Over the past couple of years, there has been a rise of eating disorders around the world. However, this increase isn’t gender-specific. You wouldn’t think it, but men can also be affected by eating disorders such as anorexia. One of the problems surrounding it is that people don’t like to talk about it, which contributes to the negative stigma towards those who are affected. So here is a look at what is contributing to this.
What is contributing to the rise of male anorexia?
Like young women, young men are bombarded with images of physically perfect men. Whether through ads or action figures, boys and men make comparisons to these images and find that they are lacking. This leads some of them to go on unhealthy dieting regimes as well as exercise to the extreme – which makes them vulnerable to anorexia.
Why are there still barriers when it comes to seeking treatment?
Gender is actually not a relevant factor when it comes to eating disorders as it affects people of all gender identities. However, there is still a stigma that is associated with coming forward as a man with an eating disorder. When it comes to eating disorders, men don’t get as much attention as they would if they were seeking treatment for mental illnesses such as depression and substance abuse.
The gender bias that is attached to eating disorders creates barriers around recognising the symptoms by the health practitioners and in the sufferers. Physicians don’t seem to be aware that there are gender-specific differences in eating disorders, making it difficult to calculate the actual rates of anorexia in men.
Since it is mainly seen as a “female problem,” men also feel discouraged in seeking treatment. The idea of the “masculine” man (as emotionally repressed and physically strong), clashes with the female characteristics attributed to people with eating disorders.

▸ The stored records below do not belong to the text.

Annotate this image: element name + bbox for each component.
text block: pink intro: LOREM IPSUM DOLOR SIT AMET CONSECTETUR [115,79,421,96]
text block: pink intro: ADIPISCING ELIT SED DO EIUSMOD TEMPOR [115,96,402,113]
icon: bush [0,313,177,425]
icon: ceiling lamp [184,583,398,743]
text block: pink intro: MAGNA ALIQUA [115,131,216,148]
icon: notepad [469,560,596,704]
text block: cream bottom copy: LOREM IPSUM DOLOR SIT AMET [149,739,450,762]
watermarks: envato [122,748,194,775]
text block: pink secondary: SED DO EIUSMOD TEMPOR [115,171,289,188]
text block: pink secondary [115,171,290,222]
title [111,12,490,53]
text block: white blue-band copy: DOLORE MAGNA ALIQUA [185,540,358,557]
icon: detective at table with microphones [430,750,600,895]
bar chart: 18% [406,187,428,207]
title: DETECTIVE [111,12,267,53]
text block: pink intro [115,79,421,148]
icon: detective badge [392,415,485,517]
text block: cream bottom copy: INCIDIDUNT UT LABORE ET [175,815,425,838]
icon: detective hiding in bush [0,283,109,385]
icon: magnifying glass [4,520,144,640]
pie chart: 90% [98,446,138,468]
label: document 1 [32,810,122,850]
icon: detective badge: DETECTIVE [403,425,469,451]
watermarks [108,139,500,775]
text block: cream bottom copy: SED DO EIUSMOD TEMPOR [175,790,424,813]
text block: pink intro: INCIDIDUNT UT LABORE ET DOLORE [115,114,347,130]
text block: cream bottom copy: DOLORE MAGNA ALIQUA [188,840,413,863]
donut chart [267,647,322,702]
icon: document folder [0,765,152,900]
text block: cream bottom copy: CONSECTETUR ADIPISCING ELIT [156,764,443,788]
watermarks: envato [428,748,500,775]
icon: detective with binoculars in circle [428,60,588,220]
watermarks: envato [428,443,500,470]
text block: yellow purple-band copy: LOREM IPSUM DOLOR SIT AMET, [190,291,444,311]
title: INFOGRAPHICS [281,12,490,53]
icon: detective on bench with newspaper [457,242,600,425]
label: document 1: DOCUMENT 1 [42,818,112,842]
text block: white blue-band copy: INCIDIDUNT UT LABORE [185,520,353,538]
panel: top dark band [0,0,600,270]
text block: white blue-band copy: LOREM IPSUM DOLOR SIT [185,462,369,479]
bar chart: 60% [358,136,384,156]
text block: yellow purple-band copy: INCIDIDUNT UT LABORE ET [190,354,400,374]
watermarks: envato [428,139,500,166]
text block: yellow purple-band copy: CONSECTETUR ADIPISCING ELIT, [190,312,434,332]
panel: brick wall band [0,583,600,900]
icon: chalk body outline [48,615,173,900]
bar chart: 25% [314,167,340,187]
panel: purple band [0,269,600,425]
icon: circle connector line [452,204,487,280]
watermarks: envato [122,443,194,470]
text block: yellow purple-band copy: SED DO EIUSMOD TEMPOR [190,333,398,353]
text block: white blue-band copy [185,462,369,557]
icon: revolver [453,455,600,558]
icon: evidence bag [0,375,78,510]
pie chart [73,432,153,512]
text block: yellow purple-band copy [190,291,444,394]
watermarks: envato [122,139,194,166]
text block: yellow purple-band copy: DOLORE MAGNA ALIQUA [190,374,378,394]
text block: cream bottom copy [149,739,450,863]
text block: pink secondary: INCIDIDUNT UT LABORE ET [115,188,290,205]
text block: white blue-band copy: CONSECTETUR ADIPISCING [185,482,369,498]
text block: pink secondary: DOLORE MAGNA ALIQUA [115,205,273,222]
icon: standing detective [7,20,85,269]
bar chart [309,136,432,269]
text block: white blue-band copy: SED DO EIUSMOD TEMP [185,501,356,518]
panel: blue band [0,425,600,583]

Do South African men face the same stigma and barriers?
When it comes to South African men, they face a double-stigma. There is a misconception that eating disorders cannot affect males and there are also myths that eating disorders only occur in Western populations.

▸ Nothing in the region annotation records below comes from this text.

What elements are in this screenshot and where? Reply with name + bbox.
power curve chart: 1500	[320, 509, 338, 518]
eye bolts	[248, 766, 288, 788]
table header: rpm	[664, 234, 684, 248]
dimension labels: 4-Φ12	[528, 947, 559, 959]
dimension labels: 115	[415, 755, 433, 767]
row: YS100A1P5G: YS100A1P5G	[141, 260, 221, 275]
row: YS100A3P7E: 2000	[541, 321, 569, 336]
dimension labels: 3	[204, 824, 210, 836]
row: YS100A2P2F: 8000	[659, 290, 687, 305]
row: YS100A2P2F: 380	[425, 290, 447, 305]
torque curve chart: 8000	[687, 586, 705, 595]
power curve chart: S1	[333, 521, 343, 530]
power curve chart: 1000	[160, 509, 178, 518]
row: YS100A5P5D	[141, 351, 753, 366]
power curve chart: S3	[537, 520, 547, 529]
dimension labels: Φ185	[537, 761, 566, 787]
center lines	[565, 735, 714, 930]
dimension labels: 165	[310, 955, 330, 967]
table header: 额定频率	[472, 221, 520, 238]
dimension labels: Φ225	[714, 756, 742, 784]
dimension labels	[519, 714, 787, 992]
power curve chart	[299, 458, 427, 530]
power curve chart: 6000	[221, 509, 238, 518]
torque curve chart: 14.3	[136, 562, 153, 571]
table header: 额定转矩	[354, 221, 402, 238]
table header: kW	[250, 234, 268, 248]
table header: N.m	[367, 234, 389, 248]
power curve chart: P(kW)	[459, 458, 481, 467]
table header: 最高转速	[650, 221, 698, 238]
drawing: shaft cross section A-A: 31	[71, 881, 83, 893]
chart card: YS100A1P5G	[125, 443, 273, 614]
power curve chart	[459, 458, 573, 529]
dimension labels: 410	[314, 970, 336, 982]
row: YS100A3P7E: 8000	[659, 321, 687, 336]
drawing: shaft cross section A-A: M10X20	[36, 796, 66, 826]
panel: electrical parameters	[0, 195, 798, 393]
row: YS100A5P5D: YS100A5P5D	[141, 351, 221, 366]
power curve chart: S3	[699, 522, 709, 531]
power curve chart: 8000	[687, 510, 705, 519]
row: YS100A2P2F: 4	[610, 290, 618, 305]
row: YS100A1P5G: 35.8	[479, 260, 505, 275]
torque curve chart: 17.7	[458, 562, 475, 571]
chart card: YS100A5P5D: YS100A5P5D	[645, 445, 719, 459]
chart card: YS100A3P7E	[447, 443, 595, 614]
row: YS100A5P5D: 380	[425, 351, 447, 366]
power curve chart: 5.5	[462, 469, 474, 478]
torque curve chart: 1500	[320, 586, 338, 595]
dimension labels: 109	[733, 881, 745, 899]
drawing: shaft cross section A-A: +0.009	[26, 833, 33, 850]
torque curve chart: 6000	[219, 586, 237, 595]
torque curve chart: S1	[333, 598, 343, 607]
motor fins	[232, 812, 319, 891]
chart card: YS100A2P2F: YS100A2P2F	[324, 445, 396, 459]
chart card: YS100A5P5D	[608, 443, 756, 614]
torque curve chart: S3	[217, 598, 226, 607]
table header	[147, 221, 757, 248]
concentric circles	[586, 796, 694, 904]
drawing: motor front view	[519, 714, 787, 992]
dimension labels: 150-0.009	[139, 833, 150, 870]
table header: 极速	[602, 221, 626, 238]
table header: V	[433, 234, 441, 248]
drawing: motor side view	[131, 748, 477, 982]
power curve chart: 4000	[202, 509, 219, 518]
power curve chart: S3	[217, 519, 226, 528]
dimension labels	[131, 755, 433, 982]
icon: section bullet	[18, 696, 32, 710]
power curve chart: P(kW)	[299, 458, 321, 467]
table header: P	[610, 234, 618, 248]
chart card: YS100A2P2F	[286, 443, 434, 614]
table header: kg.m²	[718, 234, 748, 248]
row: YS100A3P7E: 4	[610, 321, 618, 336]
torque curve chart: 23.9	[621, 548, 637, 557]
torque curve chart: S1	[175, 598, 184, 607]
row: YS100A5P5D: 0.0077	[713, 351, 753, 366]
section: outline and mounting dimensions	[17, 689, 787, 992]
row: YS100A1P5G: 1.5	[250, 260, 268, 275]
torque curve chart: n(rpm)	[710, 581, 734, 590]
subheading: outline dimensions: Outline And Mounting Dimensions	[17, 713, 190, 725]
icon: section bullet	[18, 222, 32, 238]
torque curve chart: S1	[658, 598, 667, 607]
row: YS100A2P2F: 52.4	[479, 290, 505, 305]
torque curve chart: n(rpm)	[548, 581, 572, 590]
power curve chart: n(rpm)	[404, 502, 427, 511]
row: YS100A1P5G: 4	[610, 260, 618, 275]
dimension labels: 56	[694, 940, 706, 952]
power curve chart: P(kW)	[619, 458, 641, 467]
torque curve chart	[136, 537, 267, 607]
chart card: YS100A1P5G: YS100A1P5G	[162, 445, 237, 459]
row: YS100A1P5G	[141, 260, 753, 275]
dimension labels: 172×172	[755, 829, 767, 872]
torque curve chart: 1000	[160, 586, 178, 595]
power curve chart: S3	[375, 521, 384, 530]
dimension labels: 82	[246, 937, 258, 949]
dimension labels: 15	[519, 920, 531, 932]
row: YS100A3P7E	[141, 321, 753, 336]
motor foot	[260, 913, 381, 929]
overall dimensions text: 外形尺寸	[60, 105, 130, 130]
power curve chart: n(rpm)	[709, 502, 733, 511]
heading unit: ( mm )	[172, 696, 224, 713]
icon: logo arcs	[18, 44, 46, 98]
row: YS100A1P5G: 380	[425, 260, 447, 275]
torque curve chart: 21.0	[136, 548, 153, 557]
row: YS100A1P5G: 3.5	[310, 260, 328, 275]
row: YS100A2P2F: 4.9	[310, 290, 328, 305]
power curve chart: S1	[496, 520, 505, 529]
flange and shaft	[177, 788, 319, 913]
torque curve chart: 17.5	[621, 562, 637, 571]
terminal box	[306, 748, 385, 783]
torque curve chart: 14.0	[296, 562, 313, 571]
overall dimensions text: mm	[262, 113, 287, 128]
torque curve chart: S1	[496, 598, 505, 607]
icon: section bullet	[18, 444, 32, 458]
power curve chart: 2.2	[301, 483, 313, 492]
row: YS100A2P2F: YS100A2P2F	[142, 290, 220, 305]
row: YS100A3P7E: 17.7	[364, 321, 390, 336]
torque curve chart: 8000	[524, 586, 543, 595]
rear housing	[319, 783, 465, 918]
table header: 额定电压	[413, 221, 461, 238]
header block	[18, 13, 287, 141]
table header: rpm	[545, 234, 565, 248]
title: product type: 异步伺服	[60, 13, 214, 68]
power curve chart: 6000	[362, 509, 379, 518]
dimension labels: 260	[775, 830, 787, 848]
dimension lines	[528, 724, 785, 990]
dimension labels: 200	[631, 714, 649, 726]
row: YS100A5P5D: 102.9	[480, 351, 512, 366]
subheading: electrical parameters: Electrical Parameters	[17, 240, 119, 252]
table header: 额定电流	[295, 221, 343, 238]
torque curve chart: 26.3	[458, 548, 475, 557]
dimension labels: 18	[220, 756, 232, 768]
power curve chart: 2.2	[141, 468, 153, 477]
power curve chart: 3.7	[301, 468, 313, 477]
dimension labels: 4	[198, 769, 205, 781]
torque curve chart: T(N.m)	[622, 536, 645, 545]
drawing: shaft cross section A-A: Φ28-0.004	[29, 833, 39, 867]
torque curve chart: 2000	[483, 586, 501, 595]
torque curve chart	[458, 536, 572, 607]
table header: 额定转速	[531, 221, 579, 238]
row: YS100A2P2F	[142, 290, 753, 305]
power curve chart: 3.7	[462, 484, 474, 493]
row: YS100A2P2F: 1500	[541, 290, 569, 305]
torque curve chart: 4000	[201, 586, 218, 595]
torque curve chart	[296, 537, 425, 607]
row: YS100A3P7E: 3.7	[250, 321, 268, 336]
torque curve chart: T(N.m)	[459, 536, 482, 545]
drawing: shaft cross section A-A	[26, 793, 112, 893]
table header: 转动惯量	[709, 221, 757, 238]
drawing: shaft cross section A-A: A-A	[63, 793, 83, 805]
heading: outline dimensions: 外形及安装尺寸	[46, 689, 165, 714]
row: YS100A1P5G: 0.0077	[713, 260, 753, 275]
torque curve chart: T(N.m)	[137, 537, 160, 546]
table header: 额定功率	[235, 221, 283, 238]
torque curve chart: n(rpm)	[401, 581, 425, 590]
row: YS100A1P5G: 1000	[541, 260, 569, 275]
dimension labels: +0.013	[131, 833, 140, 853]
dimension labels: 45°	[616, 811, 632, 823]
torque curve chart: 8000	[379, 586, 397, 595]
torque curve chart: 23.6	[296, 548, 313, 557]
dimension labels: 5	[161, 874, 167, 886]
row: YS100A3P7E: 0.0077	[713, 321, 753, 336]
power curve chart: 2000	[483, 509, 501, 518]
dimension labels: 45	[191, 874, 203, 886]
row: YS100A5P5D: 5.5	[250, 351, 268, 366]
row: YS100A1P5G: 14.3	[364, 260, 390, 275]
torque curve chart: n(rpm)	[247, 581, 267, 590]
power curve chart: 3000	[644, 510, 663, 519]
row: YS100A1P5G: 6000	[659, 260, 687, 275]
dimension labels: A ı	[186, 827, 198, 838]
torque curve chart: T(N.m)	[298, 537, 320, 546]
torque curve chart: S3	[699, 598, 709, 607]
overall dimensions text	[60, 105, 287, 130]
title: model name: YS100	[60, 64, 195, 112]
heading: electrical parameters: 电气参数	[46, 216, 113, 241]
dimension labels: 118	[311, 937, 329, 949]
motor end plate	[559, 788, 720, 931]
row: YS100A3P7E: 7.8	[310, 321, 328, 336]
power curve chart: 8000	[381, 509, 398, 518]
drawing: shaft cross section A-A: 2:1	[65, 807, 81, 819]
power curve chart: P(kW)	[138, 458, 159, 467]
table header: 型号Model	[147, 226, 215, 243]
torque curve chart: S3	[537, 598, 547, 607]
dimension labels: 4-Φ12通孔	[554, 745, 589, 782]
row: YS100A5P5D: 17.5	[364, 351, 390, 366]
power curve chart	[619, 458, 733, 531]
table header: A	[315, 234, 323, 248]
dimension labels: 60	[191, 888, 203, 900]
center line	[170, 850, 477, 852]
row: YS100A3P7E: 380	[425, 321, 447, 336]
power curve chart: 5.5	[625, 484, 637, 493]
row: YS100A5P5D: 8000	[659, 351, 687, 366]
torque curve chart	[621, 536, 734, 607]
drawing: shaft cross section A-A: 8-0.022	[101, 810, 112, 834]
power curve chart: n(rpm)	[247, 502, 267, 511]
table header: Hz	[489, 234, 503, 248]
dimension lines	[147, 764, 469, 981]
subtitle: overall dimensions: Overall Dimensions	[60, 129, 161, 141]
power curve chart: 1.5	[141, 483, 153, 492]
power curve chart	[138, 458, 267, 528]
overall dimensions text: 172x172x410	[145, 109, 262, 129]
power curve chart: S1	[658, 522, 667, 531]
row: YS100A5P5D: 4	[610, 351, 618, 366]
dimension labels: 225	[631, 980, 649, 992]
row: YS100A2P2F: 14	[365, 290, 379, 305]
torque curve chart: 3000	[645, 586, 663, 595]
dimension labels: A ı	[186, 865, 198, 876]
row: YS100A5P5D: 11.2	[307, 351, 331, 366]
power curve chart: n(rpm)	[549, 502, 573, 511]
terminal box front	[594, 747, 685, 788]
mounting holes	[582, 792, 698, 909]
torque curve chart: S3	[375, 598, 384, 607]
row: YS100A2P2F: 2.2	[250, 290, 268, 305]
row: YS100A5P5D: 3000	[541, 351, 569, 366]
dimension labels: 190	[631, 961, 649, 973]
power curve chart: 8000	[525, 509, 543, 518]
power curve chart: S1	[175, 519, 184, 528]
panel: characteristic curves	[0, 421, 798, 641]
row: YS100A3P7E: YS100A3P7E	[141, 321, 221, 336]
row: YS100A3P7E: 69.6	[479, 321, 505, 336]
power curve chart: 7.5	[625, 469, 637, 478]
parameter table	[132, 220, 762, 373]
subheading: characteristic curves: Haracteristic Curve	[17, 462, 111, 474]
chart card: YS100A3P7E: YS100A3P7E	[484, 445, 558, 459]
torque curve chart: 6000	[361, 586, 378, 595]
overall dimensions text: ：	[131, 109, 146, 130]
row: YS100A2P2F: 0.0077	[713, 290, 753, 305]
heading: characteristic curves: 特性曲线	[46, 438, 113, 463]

In a 2005 study which looked at South African males getting eating disorder treatment, as many as 76% (most of whom were of upper socioeconomic status) were diagnosed with anorexia nervosa. The study also indicated that only 16% of males with eating disorders actually went to seek treatment.
What can be done to address this?
It is a fact that men, even South African men, can have anorexia. The overall lack of knowledge and awareness results in a reluctance to seek help. If any changes are to be made on how male anorexia is viewed, we need to raise awareness of it and understand the role of society in promoting these negative gender biases.
To do this we need to talk about it with our friends and family members, discuss how it affects people and what myths surround it. This way we can begin to make it alright for men to come forward and seek treatment.